When Teenage Engineering released the three original Pocket Operator synths last year they were something of a revelation. Here were things that looked kind of toy-like and yet clearly weren’t: producing electronic blips and crunches that you wouldn’t believe had come out of something so small. As you can probably tell, I was impressed. Now the company has released three more models which follow broadly the same ideas as the first, but each with special skills of their own.
Watch our video demo & review here:
The build is the same, with a grid of buttons and two rotary controls on a printed circuit board. An LCD screen hides the brain of each unit, and there’s a metal stand to allow it to stand up. Two AAA batteries clip (incredibly snugly) around the back, and there’s also an in and an out jack for routing audio out and connecting and syncing more than one Pocket Operator together. The same points I raised originally therefore still stand with regard to using these synths. That is to say while they are more solid than you probably imagine, if you plan to use one a lot or throw it in and out of backpacks, it’s probably advisable to get the optional protective case for it.
The synths all share some common hardware features including a 16-step sequencer with 16 patterns, a tiny yet surprisingly loud built-in speaker, a clock and animated display. The displays buzz and twitch not only with information about what you’re doing but with game-style graphics as well. Some might find this a bit distracting, but after a while, I ended up paying less attention to the screen and just interacting with the buttons while listening to the results. The graphics are part of the overall crazy vibe, so some people will probably really like them.

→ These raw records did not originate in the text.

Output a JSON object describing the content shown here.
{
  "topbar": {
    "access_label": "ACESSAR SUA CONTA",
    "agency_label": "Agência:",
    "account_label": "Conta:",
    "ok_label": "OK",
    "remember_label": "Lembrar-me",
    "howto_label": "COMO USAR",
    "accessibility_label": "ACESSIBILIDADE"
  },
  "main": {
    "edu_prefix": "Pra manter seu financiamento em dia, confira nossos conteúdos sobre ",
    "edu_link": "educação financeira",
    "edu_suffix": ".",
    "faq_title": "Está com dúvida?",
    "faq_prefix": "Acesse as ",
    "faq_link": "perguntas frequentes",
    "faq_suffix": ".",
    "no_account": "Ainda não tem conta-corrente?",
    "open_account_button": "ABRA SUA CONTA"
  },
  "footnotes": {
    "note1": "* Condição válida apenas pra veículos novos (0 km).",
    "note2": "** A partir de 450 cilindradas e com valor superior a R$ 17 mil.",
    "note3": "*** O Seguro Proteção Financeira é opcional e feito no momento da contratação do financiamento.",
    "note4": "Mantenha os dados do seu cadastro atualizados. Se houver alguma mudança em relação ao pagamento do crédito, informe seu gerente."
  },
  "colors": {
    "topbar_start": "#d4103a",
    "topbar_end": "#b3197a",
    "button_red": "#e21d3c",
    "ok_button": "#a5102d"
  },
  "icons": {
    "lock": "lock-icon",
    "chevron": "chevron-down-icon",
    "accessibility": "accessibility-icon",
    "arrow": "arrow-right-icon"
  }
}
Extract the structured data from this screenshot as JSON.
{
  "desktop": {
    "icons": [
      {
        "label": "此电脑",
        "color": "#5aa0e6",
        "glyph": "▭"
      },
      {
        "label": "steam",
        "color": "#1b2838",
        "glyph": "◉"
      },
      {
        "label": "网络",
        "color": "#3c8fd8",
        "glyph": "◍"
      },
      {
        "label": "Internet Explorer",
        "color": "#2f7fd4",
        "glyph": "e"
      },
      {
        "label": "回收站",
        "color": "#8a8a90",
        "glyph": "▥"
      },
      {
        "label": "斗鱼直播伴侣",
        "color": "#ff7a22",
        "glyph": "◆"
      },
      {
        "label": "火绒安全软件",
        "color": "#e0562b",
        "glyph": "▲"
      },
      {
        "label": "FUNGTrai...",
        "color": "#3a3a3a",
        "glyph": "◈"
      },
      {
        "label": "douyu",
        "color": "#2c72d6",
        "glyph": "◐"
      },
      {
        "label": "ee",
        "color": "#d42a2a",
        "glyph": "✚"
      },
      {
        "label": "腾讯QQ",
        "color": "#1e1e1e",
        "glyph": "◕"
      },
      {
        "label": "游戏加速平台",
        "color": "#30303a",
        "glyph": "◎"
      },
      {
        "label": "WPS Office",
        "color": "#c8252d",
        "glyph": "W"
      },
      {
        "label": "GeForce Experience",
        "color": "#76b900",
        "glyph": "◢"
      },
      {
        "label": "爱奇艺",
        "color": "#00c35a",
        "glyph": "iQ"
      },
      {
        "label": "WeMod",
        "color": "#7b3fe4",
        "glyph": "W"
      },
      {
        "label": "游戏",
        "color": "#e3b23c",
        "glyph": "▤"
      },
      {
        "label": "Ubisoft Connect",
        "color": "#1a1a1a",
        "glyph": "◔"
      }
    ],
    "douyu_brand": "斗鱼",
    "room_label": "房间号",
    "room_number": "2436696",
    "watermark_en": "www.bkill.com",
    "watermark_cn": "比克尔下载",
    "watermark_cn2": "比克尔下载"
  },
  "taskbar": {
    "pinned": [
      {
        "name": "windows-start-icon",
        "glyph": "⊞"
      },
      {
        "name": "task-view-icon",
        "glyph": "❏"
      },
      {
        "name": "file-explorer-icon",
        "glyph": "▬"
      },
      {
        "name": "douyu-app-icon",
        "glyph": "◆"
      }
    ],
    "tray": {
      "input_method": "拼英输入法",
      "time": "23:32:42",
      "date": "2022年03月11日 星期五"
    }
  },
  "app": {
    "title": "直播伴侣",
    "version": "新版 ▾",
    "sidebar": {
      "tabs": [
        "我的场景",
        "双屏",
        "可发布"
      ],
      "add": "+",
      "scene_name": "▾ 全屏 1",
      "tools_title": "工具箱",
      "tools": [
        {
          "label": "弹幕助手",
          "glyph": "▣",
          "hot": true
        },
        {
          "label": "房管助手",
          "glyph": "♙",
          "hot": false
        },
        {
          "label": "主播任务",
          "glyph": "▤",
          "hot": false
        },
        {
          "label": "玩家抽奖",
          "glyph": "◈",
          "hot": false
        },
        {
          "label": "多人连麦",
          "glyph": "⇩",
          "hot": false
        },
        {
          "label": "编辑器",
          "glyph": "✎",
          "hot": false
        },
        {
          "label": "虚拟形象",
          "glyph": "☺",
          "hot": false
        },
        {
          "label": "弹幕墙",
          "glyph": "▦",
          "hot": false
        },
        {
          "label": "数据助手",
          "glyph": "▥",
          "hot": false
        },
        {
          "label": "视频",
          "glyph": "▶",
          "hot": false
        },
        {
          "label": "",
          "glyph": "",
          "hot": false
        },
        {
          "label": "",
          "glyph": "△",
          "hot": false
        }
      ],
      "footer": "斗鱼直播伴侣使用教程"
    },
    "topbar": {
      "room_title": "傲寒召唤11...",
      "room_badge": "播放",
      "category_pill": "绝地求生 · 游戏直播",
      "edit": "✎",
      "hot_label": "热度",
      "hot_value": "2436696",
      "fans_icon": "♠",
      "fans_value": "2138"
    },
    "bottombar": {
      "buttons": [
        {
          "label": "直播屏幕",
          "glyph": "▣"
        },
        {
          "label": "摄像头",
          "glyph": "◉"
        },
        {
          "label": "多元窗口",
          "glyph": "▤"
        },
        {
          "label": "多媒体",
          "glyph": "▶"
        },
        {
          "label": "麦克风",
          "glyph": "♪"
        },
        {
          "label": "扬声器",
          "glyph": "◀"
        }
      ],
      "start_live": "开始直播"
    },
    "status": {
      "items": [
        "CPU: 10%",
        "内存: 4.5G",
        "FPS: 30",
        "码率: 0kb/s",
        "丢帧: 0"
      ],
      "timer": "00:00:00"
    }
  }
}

Starting numerically the first of the new synths is the PO-20 Arcade. This makes “chiptune” style arcade sounds of the kind some may remember from very early computer games and handhelds like Nintendo’s Gameboy. As with all the Pocket Operators, you’ll want to read the manual or at the very least have the layout graphic in front of you from the website, since this tells you clearly what each button does, plus the ways you can use them to access both primary and secondary functions. Much of the time, this involves holding a button and then pressing one of the 16 grid buttons to select a value, be it volume, sound, patch number or whatever.
The user guide also tells you what each of the slots corresponds to in certain modes. So for this synth you get 16 sounds, 16 chord types and 16 effects. The two rotary controls affect different things depending on the mode you’re in, such as swing, tempo, drone, sidechain and so on. To make a sequence, you select a sound, turn on the click if necessary and then use the grid to program either a rhythm or a melody. This is pretty straightforward once you have familiarized yourself with the basics of sound selection.
Perhaps unexpectedly you can also perform automation by holding Write while tweaking sound parameters for specific steps. Since the readout is quite limited, you don’t get a particularly precise view of what’s happening when you do this but that encourages you to be more intuitive and spontaneous, which is what these synths are really all about. You can create chains of chords too, and thus make something a bit more involved than simple monophonic sounds.
PO-24 Office has a different character and is a “noise percussion drum machine and sequencer” that uses sampled hardware and synth engines. Some of these are sampled sounds of vintage office hardware like drive ejects, floppy disks and mouse clicks that can be combined to make really cool sounding retro rhythms. As with the others, tiny graphics printed next to each of the 16 buttons give an indication as to the sound assigned to that key. 16 different effects can again be punched in to add glitch and other effects.
PO-28 Robot uses a real 8-bit synthesizer engine to make live or sequenced melodies and lead sounds and features 15 sounds plus a micro drum machine. In this case the sounds are more recognizable as synths, including various types of wave that can be tweaked and mangled. A Glide button can be used to add expression and there are again 16 effects, this time more suited to synths like repeats, low and high pass filters, retriggering and glitching. Any of the Pocket Operators can be synced together by sending an audio click into them whereupon one becomes the master and the others slaves. There are five sync modes, accessible using a key combo. You can record the output as audio by running a mini jack cable into a recording device.
These three new synths fit nicely into the Pocket Operator family, each one having its own distinct character and slightly varied feature set. It’s still the case that they sound far bigger than they have any right to and there’s an endearing rawness to their output. These aren’t desktop-powered apps trying to sound edgy and insistent, they’re real hardware powered by specialized miniature engines. For that reason, they really do sound unique.
They’re also still commendably affordable. Even though they’re small they’re certainly not toys, even if they are a lot of fun. While you will have a great time showing them off to your friends they would also be really useful to record or sample to use in bigger music projects. The effects and sound tweaking available mean that in practice you get a lot more flexibility than you might think from the relatively small number of onboard sounds. As far as usability goes, a little time invested at the start in learning the layout and how everything fits together will serve you well. It’s not exactly a conventional way of making music—but then that’s kind of the point.
Price: EUR 69/around $77
Pros: Insanely good fun. Very affordable. Actually sound massive. Earthy, authentic character. Add effects, tweak sounds for much more flexibility. Impress your friends or use them in your projects. Sync units together.
Cons: Get a protective case if you plan on carrying them around a lot. Moderate initial learning curve.